This week’s guest blogger – John Farndon studied earth sciences at Cambridge University and has written more than 300 books on science and nature including How the Earth Works, The Wildlife Atlas, The Practical Encyclopedia of Rocks and Minerals, and the forthcoming The Atlas of Oceans. He also writes extensively on the history of ideas and contemporary and environmental issues, penning such books as China Rises, India Booms, Bird Flu and 101 Facts You Should Know about Food. He was the author of the best-sellers Do Not Open, Do You Think You’re Clever? and The World’s Greatest Idea and his books have been translated into most major languages. He has been shortlisted four times for the Royal Society Prize for Science Books, and for the Society of Authors Education Award. He lives in London.
In a fortnight’s time, I’m giving a talk at the Brighton Science Festival about a recent book of mine entitled ‘The World’s Greatest Idea”, which is an exploration of 50 of the great ideas that have shaped the world.
One of the ideas that features is the welfare state, and in researching the topic I was reminded how groundless assumptions can assume the mantle of ‘common sense’ if repeated enough times.
Currently, many governments around the world are wondering how to cut welfare budgets. Generous spending on welfare is not only unaffordable in these hard economic times, it is argued; it is a drag on economies, discouraging people from seeking work. And most people assume this is so.
And yet this ‘common sense’ argument has no actual foundation in reality. Welfare systems have rarely acted as a brake on a country’s economy. In nearly all cases, countries that have introduced a welfare system have experienced dramatic economic growth.
After Germany introduced its welfare system in the 1880s, its economy grew rapidly – so rapidly that Britain was shocked to find it had an economic rival for the first time, and right on its doorstep. And in the post-war years, Western Europe has experienced a time of unparalleled prosperity. Moreover, the most prosperous countries, such as Sweden and Germany, are those with some of the most generous welfare provision.
Similar myths have been perpetuated in the field of science. Do you, for instance, assume that it is scientifically proven that intelligence declines slowly with age? If so, you’re not alone. For a long while, IQ tests did appear to show that younger people did better than old people, and were taken as gospel proof that intelligence declines with age. Yet a re-examination of the evidence shows that this isn’t so for two reasons.
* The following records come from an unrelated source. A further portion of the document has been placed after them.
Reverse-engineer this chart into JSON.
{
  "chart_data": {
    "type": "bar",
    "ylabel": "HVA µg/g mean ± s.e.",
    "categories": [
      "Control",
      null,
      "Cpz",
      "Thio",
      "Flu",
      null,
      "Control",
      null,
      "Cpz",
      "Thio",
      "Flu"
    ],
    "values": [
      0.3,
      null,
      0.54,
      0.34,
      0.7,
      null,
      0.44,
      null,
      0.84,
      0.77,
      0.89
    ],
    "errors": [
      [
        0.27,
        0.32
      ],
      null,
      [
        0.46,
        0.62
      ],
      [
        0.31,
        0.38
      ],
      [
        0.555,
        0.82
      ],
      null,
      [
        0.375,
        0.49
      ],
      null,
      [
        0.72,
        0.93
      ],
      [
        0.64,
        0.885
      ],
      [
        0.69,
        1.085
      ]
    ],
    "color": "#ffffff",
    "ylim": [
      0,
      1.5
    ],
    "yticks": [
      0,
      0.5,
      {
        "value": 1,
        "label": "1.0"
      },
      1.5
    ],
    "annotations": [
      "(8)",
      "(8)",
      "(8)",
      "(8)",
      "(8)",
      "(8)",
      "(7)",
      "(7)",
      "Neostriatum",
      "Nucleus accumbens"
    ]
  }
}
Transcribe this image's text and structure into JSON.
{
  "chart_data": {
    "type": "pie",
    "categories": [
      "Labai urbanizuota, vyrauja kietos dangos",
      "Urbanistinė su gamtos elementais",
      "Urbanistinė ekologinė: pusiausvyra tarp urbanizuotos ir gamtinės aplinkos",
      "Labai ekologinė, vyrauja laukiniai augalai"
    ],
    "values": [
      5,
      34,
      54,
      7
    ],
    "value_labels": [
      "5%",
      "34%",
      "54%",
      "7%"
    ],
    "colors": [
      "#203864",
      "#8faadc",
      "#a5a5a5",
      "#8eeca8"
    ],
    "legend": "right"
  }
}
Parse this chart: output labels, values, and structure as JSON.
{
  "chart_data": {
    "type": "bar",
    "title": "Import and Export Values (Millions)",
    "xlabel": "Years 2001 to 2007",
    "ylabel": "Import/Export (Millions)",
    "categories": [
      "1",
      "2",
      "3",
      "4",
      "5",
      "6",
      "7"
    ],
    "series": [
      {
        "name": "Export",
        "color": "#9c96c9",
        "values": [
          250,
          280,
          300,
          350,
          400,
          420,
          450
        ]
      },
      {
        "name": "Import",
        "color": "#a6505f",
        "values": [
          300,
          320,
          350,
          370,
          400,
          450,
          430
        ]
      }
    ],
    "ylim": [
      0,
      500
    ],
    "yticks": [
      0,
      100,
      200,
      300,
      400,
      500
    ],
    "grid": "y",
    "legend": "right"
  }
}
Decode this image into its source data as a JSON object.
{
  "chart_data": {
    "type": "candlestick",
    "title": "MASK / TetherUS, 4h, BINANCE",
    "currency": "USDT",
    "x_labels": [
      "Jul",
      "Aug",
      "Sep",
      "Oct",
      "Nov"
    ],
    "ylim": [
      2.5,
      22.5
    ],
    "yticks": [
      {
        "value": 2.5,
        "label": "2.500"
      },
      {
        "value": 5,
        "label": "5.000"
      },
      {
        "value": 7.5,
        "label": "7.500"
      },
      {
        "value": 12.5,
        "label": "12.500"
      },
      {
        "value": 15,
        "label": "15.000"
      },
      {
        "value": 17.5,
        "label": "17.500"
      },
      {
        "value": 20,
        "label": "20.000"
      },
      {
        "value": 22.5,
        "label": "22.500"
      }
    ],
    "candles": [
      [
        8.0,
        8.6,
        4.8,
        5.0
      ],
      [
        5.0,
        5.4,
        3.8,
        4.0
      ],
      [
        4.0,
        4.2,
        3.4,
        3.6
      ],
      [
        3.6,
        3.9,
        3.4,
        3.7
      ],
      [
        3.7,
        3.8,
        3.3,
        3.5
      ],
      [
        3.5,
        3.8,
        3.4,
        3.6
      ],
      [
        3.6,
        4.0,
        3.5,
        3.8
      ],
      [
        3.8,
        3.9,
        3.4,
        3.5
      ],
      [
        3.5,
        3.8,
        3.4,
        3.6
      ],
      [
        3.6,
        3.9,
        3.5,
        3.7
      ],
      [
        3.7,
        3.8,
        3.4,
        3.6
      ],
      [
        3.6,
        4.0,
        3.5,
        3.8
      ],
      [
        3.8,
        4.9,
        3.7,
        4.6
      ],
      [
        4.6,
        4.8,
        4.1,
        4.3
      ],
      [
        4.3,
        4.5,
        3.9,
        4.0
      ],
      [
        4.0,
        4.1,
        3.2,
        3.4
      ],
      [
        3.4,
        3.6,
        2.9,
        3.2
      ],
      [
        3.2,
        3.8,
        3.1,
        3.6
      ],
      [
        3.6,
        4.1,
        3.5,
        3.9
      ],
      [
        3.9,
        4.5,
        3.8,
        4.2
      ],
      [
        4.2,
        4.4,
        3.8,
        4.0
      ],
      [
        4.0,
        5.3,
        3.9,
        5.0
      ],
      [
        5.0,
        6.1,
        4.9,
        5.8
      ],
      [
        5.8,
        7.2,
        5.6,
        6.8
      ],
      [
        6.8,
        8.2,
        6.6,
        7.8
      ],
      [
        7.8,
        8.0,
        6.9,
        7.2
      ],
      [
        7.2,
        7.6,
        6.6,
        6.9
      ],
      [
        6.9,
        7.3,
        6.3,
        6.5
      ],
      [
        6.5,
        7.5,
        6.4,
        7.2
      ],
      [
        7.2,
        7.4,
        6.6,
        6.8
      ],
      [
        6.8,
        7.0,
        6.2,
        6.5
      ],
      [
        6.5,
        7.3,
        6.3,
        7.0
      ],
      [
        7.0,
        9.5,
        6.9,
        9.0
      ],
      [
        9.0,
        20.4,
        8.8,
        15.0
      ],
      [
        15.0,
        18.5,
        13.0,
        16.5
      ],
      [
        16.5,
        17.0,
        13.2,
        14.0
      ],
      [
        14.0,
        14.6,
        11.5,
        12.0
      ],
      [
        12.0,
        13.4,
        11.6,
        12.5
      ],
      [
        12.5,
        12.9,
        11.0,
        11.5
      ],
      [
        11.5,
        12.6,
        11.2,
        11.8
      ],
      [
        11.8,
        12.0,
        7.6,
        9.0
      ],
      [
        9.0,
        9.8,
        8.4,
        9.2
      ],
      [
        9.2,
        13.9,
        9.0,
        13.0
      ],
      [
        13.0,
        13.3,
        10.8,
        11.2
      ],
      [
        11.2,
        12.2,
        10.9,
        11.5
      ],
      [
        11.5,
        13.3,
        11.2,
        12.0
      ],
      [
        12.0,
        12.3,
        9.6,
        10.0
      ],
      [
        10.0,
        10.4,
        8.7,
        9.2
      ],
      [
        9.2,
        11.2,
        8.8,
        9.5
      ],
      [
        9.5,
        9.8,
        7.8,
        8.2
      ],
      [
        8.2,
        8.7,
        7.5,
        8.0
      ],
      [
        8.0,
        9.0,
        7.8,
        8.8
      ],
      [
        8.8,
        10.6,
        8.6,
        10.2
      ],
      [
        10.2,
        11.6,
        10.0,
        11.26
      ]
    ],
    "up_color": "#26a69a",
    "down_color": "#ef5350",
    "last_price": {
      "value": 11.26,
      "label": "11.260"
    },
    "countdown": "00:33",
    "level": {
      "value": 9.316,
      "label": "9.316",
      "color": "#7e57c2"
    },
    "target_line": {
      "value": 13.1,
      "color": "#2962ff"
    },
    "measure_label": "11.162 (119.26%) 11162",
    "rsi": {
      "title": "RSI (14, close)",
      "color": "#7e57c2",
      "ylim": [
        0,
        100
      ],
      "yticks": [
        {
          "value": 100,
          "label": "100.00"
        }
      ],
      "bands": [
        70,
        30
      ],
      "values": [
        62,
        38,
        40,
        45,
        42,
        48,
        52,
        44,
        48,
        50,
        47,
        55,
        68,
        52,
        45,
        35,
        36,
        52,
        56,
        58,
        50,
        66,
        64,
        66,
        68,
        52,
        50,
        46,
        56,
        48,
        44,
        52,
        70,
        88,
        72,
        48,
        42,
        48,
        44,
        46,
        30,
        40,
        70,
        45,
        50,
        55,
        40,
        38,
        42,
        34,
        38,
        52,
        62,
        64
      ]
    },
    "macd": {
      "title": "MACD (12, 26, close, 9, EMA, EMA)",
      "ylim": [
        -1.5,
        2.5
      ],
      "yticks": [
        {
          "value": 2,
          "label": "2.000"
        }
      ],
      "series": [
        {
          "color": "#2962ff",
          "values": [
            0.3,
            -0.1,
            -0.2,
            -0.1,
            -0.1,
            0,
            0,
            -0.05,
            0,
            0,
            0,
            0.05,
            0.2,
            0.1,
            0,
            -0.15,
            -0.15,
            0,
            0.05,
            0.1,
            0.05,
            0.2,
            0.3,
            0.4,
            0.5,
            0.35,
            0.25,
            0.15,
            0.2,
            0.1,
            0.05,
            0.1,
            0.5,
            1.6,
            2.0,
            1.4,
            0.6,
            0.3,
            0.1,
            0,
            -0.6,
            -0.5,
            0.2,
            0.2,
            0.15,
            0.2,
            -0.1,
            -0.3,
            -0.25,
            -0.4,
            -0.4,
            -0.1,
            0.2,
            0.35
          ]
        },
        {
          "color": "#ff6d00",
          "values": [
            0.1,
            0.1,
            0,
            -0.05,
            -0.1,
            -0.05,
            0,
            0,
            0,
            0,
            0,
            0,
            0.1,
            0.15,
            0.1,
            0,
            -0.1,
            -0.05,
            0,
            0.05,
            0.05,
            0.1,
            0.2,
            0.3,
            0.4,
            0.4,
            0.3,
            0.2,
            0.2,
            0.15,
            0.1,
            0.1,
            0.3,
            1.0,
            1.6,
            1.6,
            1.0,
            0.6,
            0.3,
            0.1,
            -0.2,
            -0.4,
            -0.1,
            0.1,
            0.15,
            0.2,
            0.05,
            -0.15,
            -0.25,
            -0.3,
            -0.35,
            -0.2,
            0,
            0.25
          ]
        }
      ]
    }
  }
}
The first was that the IQ tests which showed young people did better were simply a matter of training. Younger people had had more practice of doing the kind of mental tasks tried in IQ tests than older people. As soon as older people were trained in this kind of thinking, their performance levels shot up.
The second reason is that IQ tests were done against the clock. If the time pressure is removed, older people do just as well as their young counterparts – and it is quite reasonably argued that older people are slower simply because their experience means they have to sift through more possibilities to reach the answer.
In fact, these assumptions about IQ and age went further. Psychologists have been telling us for decades that the one thing that your IQ is fixed and unchangeable through life. If you’re intelligent, we were told, you remain intelligent until age begins to sap it. If you were not, you were not, and that was that. Yet there is little scientific evidence that any of this is so. It is just another ‘common sense’ assumption. And recent scientific research has begun to throw doubt on this.
It is now becoming clear, for instance, that IQ is closely connected to your working memory, the amount of current data you can store in your head at any one time. Recent research by Torkel Klingberg in Sweden showed that the neural systems used in working memory may actually grow in response to training. What’s more children who completed a training course not only did better in the tests given to them by Klingberg but actually found their scores in IQ tests leap by 8 per cent.
Of course, Thomas Kuhn argued that scientists can never divorce their own personal take on their subject, and that science is inevitably bound within the prevailing outlook. So there is always likely to be a time when any assumption is finally shown to be false. But in the meanwhile it definitely pays to be wary of those who would dismiss your questions on the basis of common sense.
As Einstein observed, “Common sense is the collection of prejudices acquired by the age of 18.”